Biology

Platypus: a very nice animal

The platypus is a most unique animal , a mammal with a duck’s bill, otter legs that lays eggs, has hair, its young suck and is poisonous. A very strange mammal that is the example of mammals that do not comply with the traditional: they suckle, have hair and are viviparous.

For those of us Australia catches us somewhat far away, we do not know that it is a protected species with a unique behavior. Platypus are semi-aquatic and excellent swimmers that can be hunted by raptors, water rats, and snakes. They feed on fish and crustaceans from the bottom of streams and lakes that it searches for almost 12 hours a day, in dives of about 30 seconds. When the platypus does not hunt, it rests in its burrow but requires a lot of food to maintain its intense activity. The platypus is a kind of nocturnal habit although it sometimes comes out on cloudy days.

Platypus
Platypus

The biology of the platypus is very particular: its characteristics place it evolutionarily very close to the first mammals. The species has only one mating period; after a complicated courtship that ends with the pair swimming together in slow circles, while the male holds the female’s tail with his beak.

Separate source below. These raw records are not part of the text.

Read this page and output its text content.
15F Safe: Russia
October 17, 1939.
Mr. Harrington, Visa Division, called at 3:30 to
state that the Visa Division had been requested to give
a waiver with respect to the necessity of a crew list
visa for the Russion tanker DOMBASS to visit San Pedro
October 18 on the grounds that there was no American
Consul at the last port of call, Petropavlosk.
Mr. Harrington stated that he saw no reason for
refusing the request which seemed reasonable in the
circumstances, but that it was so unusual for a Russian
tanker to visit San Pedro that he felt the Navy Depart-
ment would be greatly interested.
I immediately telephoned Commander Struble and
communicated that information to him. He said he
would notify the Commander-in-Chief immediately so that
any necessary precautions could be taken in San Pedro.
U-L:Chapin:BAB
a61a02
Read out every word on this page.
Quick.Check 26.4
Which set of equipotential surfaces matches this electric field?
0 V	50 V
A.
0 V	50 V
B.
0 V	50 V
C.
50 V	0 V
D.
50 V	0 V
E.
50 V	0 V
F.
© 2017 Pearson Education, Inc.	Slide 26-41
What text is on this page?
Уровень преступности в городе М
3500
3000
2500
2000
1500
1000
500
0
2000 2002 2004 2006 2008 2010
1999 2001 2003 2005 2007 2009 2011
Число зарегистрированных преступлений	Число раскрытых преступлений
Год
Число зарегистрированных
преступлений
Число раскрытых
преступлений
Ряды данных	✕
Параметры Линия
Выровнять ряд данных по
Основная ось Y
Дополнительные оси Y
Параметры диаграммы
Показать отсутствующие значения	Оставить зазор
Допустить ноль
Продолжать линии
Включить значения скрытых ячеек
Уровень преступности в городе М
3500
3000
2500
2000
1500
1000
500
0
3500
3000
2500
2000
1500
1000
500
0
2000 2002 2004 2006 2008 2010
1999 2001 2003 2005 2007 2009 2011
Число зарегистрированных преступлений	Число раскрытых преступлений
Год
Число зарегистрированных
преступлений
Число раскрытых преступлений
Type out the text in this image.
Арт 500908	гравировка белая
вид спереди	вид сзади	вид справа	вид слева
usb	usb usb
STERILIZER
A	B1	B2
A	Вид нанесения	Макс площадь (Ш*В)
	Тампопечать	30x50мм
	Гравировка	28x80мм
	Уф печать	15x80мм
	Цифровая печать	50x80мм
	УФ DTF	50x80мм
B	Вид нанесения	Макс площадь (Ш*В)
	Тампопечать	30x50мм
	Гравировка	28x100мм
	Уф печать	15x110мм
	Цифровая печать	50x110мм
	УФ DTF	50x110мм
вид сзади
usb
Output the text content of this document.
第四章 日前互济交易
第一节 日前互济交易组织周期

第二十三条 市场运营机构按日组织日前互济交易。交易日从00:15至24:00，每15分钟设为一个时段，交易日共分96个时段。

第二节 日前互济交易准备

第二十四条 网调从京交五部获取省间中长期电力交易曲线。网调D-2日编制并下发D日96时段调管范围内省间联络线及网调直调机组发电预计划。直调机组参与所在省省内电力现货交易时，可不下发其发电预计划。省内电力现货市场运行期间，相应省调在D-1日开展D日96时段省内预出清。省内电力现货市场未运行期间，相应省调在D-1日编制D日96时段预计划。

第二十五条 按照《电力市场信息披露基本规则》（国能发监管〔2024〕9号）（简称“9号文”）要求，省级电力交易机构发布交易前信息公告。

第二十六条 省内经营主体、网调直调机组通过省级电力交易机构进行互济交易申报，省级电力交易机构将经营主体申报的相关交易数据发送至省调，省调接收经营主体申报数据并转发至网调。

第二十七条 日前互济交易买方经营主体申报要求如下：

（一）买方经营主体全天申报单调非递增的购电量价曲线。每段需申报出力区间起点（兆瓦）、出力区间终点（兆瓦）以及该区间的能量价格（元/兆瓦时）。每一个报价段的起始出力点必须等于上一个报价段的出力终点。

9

After copulation, the female lays the eggs after 28 days inside. After 10 days of external incubation, the young emerge and the male platypus does not participate in the rearing of the young that are left in the charge of the mother, since the male can have several pairs.

Newborns are very vulnerable as they are born blind and hairless. Platypus feed on the milk of the mother who does not have nipples. The baby platypus lick the milk left in the grooves that the female has in the skin. This period lasts about 3 or 4 months. When the female goes out to feed (since the male does not collaborate in the breeding) she covers the entrance with soft soil to protect the young.

As a curiosity, platypus are born with teeth but lose them and maintain a leathery structure to grind food.